There are only 2 buses a day from Glasgow Airport that go directly to the Isle of Skye. Luckily for me, my flight was on time and I had an hour to have coffee and wait for the 915.
Skye is the largest island of the Inner Hebrides in the northwest of Scotland. Before the opening of the Skye Bridge in 1995, people had to take ferries from Kyle of Lochalsh to Kyleakin to cross the 500m sound in between.
It’s a 200 mile drive from Glasgow to Skye, but the scenery is spectacular.
After leaving Glasgow on the A82, you drive along the bonnie banks o’ Loch Lomond, Britain’s largest freshwater loch, and the Trossachs, a region of pristine lochs, small glens, crumpled hills and forests. Sir Walter Scott was so enthralled by this scenery that he wrote a poem (‘The Lady of the Lake’) about a girl who lived there.
By the time we got to Tyndrum, the summer sky had dissipated into the moody weather Scotland is notorious for.
The bus drove through wetlands and gradually fell into silence as passengers either fell asleep or slipped into the same silent reverie I was in. One thing that always strikes me about Scotland is how empty it is: just miles upon miles of land covered in heather.
I stared at the landscape that had captivated me so much almost two years ago, with the same, if not even more, reverence for the land. I had not thought about how much attention I had paid in my previous road trip until I realised how well I remembered the route and the scenery. The only difference was this time, the landscape was green.
By the time we entered Glencoe, the conversations completely died out. Glencoe is unarguably Scotland’s most famous and most beautiful glen. It is one of those places that demand silent reverence. There was something so serene in that moment. Glencoe is, for all its beauty, the site of an infamous massacre.
Fittingly, the clouds cleared up when we left Glencoe.
Traffic in the highlands depends on the season. In the summer, when the roads are busier, the 915 takes around 6 hours all the way to Portree and around 5.5 hours to Kyleakin, with a 20 minute break at Fort William.
Fort William sits on the shore of Loch Linnhe and at the foot of Ben Nevis, Britain’s highest mountain.
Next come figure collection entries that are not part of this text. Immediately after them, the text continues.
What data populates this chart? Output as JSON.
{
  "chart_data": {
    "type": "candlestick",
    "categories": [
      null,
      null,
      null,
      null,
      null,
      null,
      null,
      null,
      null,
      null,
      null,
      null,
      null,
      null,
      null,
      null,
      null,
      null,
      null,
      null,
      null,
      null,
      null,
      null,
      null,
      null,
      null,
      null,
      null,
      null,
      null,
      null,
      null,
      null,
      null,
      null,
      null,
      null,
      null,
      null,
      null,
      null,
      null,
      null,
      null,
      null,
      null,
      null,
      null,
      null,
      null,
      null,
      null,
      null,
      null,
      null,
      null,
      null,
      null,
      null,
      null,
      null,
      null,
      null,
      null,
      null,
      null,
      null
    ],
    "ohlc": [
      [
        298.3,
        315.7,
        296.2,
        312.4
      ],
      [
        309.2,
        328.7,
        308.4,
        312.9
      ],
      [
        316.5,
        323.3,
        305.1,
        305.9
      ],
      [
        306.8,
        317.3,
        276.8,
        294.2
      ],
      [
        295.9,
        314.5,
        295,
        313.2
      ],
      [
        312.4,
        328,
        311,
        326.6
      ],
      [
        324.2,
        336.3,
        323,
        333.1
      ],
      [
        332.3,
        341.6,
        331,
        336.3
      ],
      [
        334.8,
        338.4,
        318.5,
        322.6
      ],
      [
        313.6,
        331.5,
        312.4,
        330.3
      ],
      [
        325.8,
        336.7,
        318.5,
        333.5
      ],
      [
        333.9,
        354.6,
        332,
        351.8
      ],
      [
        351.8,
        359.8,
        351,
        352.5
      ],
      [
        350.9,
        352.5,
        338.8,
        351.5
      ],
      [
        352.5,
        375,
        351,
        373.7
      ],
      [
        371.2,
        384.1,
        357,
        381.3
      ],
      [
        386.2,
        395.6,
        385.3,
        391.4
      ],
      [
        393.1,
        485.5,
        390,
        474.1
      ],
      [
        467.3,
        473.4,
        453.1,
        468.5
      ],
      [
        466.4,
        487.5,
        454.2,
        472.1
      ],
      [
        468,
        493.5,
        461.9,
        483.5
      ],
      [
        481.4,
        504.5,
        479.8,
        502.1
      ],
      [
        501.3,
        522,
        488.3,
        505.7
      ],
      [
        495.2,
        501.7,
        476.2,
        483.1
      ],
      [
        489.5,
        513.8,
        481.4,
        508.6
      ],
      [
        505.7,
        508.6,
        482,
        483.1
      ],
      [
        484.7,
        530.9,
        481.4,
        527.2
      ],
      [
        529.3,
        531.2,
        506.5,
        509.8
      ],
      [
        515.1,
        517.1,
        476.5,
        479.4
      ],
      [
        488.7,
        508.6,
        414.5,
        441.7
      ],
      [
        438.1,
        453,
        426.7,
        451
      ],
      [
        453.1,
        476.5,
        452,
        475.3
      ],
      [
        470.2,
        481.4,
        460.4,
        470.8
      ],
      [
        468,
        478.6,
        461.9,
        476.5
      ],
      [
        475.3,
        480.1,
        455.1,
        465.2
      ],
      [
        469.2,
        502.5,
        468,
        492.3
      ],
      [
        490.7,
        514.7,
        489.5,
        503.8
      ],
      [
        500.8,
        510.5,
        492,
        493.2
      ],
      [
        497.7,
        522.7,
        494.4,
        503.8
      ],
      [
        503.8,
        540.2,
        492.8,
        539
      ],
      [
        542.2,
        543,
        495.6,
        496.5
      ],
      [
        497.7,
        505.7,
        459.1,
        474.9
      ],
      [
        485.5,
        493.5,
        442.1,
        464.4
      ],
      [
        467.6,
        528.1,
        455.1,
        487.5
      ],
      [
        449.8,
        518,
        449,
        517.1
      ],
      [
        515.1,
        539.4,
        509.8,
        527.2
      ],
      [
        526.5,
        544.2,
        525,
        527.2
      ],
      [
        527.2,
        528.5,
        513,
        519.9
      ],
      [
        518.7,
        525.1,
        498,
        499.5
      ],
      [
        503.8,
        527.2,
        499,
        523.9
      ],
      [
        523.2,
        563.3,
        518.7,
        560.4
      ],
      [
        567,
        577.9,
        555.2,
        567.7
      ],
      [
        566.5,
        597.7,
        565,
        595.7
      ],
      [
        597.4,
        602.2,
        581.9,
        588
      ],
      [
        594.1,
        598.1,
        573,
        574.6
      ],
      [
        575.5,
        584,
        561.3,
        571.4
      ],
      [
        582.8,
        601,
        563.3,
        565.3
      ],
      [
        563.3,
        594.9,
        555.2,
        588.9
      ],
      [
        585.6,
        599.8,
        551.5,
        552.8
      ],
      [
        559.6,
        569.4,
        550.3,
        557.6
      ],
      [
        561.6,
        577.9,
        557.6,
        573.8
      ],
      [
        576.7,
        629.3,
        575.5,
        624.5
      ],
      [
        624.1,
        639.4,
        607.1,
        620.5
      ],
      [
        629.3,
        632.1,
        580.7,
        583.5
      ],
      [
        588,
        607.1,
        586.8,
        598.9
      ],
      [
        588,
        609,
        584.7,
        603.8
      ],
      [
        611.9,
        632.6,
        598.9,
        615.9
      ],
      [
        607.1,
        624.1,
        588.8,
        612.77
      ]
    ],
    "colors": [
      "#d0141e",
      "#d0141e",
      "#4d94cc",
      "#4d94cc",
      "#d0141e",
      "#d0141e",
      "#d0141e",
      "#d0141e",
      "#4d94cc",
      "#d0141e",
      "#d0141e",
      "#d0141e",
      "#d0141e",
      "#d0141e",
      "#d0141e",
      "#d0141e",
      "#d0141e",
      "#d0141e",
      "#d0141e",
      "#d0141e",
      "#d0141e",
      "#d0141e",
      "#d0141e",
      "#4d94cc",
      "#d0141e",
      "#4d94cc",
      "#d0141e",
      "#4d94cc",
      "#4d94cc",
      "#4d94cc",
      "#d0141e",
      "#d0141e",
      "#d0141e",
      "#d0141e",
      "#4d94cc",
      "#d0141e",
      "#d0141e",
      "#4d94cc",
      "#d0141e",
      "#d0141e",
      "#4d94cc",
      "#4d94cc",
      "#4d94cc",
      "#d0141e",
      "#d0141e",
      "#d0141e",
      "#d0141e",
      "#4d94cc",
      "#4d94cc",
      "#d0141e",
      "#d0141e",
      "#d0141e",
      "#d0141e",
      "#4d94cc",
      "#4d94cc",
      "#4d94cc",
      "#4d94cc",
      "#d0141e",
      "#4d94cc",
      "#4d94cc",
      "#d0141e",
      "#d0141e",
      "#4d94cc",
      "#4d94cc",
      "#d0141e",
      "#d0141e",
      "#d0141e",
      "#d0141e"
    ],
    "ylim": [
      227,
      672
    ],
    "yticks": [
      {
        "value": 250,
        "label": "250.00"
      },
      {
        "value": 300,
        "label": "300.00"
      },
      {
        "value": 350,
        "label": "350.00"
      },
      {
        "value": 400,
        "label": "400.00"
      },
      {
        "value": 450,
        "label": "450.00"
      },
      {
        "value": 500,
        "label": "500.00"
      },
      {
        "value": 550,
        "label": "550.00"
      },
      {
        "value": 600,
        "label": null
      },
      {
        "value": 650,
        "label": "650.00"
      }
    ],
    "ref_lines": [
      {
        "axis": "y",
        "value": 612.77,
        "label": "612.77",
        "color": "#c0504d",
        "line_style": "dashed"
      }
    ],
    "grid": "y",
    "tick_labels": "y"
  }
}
It is the second largest settlement in the Highlands and is a major tourist center (UK’s Outdoor Capital). It is both the start/end of the Great Glen Way and the West Highland Way, and the terminus for the Caledonian Sleeper all the way from London Euston. It’s a good place to stock up on supplies and outdoor gear.
Onwards along the A82, then a change to the A87 by Invergarry. This is the stretch I like to dub ‘The Road to the Isles’. The A87 wounds its way along lochs some seriously stunning glen scenery. The Lochalsh is a picturesque area and merits a few days of exploration. Many times, I wished I drove my own car and could stop and just pick up one of the hike trails along the way.
The final stop before Skye is Kyle of Lochalsh, a village that serves as a transport and shopping centre for the area. It is the terminus of the Kyle of Lochalsh railway line (built in 1897) that connects to Inverness. Before the Skye Bridge was opened, it used to be the port for the ferries across to Kyleakin.
I arrived in Kyleakin at around 9pm, feeling like I had already seen so much in this trip although the real deal had not even started yet. On my first trip to Skye (back in 2014), I was so annoyed by the lack of overnight buses to Portree as I wanted to spend as much time as possible to explore Scotland and didn’t want to ‘waste’ a day traveling. take my word for it: a day spent driving along the Highlands is a day never wasted.